Academy of Saint Gabriel Report 695

Academy of Saint Gabriel Report 695

This report is available at http://www.s-gabriel.org/695

Some of the Academy's early reports contain errors that we haven't yet corrected. Please use it with caution.

Greetings from the Academy of S. Gabriel!

You asked about the name <Tess Boncheval> for a 1450s persona, and you mentioned that you had chosen that period because you like Shakespeare.

We'd like to begin by pointing out that Shakespeare lived from 1564 to 1616. If you are especially interested in setting your persona in his period, you will probably want to relocate it to the second half of the 16th century, in Elizabethan England.

The byname <Boncheval> 'good horse', though originally French, is found in England in 1212. [3, 7] Bynames of this type were quite common in both France and England, and several of them have survived as surnames. [1, 4] It is therefore quite possible that <Boncheval> might have survived into the 1450s or even into Elizabethan times, though our only actual citation is the one from 1212. Some additional support for this possibility is provided by the existence in 1601 of the surname <Chevell>, which is apparently from the byname <Cheval> 'horse'; like <Boncheval>, <Cheval> is attested from the early 13th century. [2, 4]

You are correct in thinking that <Theresa> didn't appear in England until after our period. Until the later 16th century it was confined to the Iberian peninsula, and it only spread with the fame of St. Teresa of Avila, who died in 1582. [6] Unfortunately, <Tess> is an English pet form of <Theresa>, so it's even further out of our period.

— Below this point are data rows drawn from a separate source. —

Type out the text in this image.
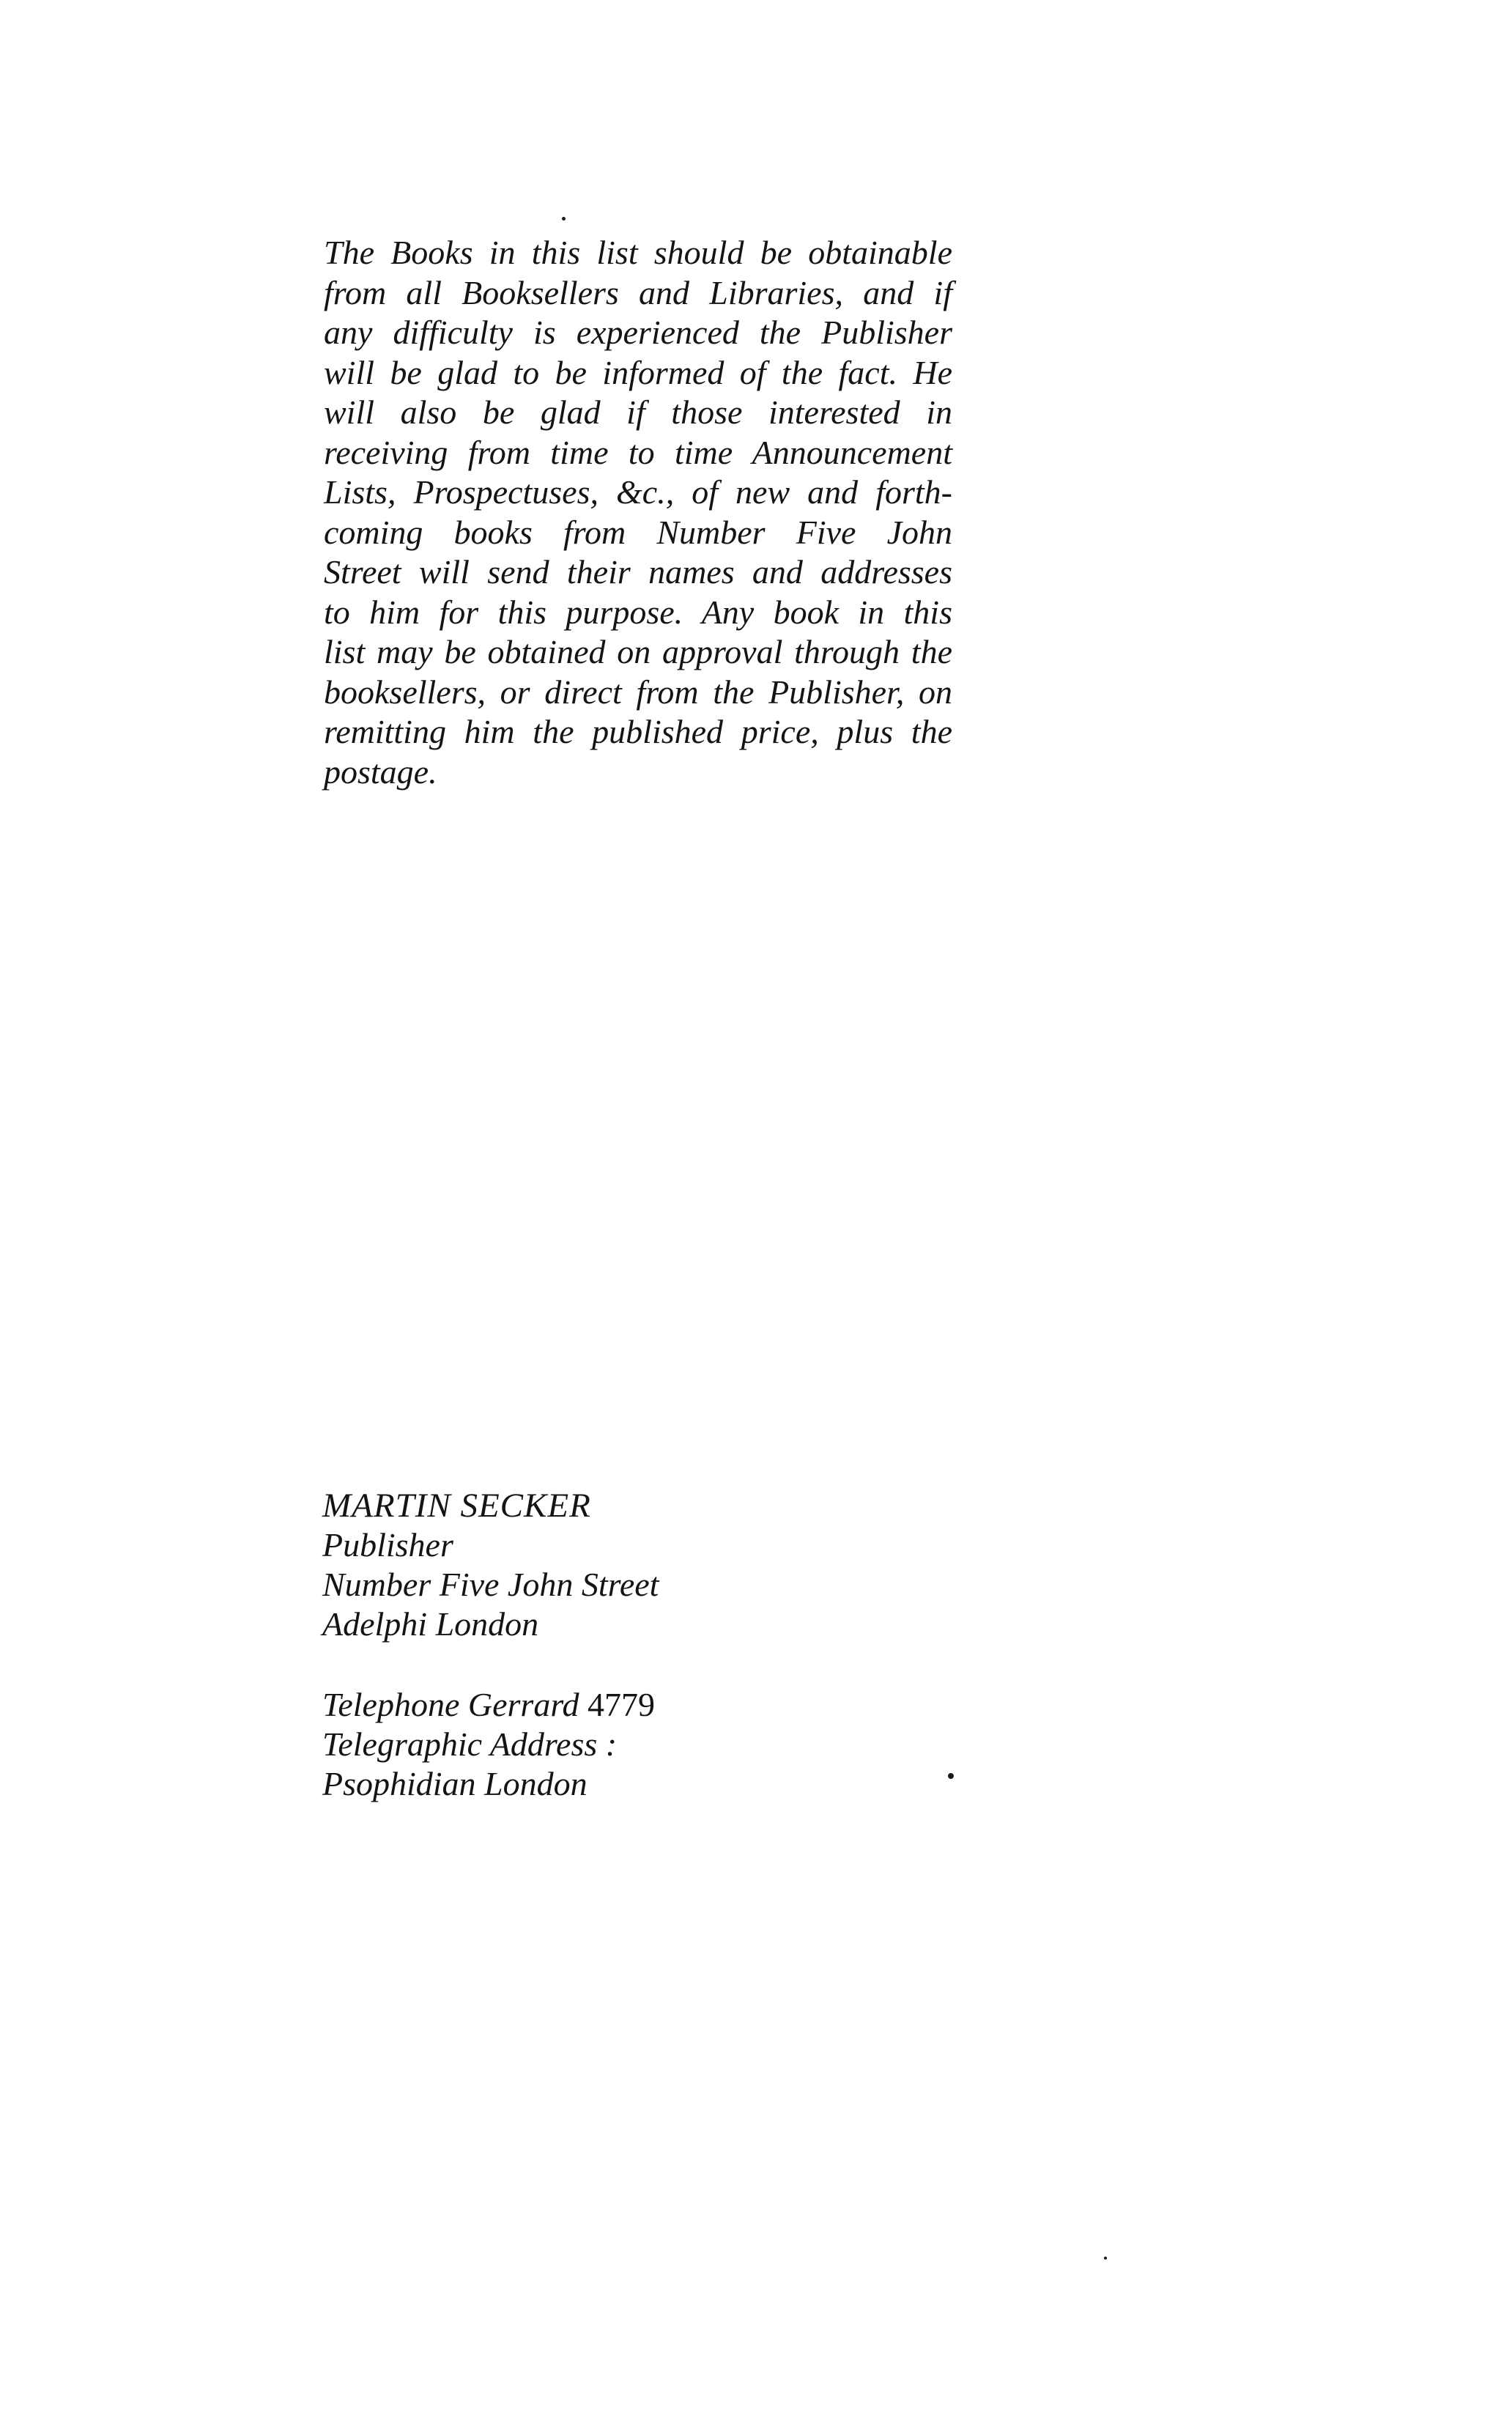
The Books in this list should be obtainable
from all Booksellers and Libraries, and if
any difficulty is experienced the Publisher
will be glad to be informed of the fact. He
will also be glad if those interested in
receiving from time to time Announcement
Lists, Prospectuses, &c., of new and forth-
coming books from Number Five John
Street will send their names and addresses
to him for this purpose. Any book in this
list may be obtained on approval through the
booksellers, or direct from the Publisher, on
remitting him the published price, plus the
postage.
MARTIN SECKER
Publisher
Number Five John Street
Adelphi London
Telephone Gerrard 4779
Telegraphic Address :
Psophidian London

We didn't find any similar given names that that were in use in England in the 15th or 16th century. In the 12th and 13th centuries, however, there was a feminine given name <Tiece>, <Tiecia>, or <Tece> that had been brought to England by the Normans. [5] (The first two forms were probably pronounced roughly \TEET-seh\; the last was probably closer to \TATE-seh\.) <Tiece Boncheval> would be a fine feminine name for this period, say about 1200.

You may very well want to consider other possibilities for given names. You'll find quite a few on the Web at:

http://www.panix.com/~mittle/names/reaney/

and at

http://www.panix.com/~mittle/names/eng16/eng16alpha.html

The first of these articles is a large list of feminine given names found in England in our period; however, most of these names are cited from the 12th through the 14th centuries. The second article contains both men's and women's names, but they are all from the second half of the 16th century.

Arval Benicoeur also contributed to this letter. We hope that it has been helpful. If you have any further questions, please don't hesitate to write us again.

For the Academy,

Talan Gwynek


[1] Dauzat, Albert. Dictionnaire E/tymologique des Noms de Famille et Prénoms de France (Paris: Librairie Larousse, 1989). (The slash represents an acute accent over the preceding vowel.)

[2] Hitching, F.K. & S. Hitching. References to English Surnames in 1601 (Walton-on-Thames: Chas. A. Bernau, 1910).

[3] Jo:nsjo:, Jan. Studies on Middle English Nicknames, I. Compounds. Lund Studies in English 55 (Lund: n.d.). (<o:> stands for o-umlaut.)

[4] Reaney, P.H. & R.M. Wilson. A Dictionary of English Surnames (London: Routledge, 1991).

http://www.panix.com/~mittle/names/reaney/

[5] Talan Gwynek. 'Feminine Given Names in _A Dictionary of English Surnames_', 1996.

http://www.panix.com/~mittle/names/reaney/

[6] Withycombe, E. G. The Oxford Dictionary of English Christian Names (Oxford: Oxford University Press, 1984).

[7] We don't really know why someone would have been called 'good horse'. We can guess that he owned a particularly fine animal, but the nickname might just as well have been intended ironically and meant that he owned a really wretched nag. Perhaps he was a horse-dealer with a habit of advertising a horse as a <bon cheval>. Or the name may have meant something completely different; you can probably come up with other more or less plausible explanations of your own. As is very often the case, we can't be sure of the intended meaning of the nickname even though its literal meaning is perfectly clear.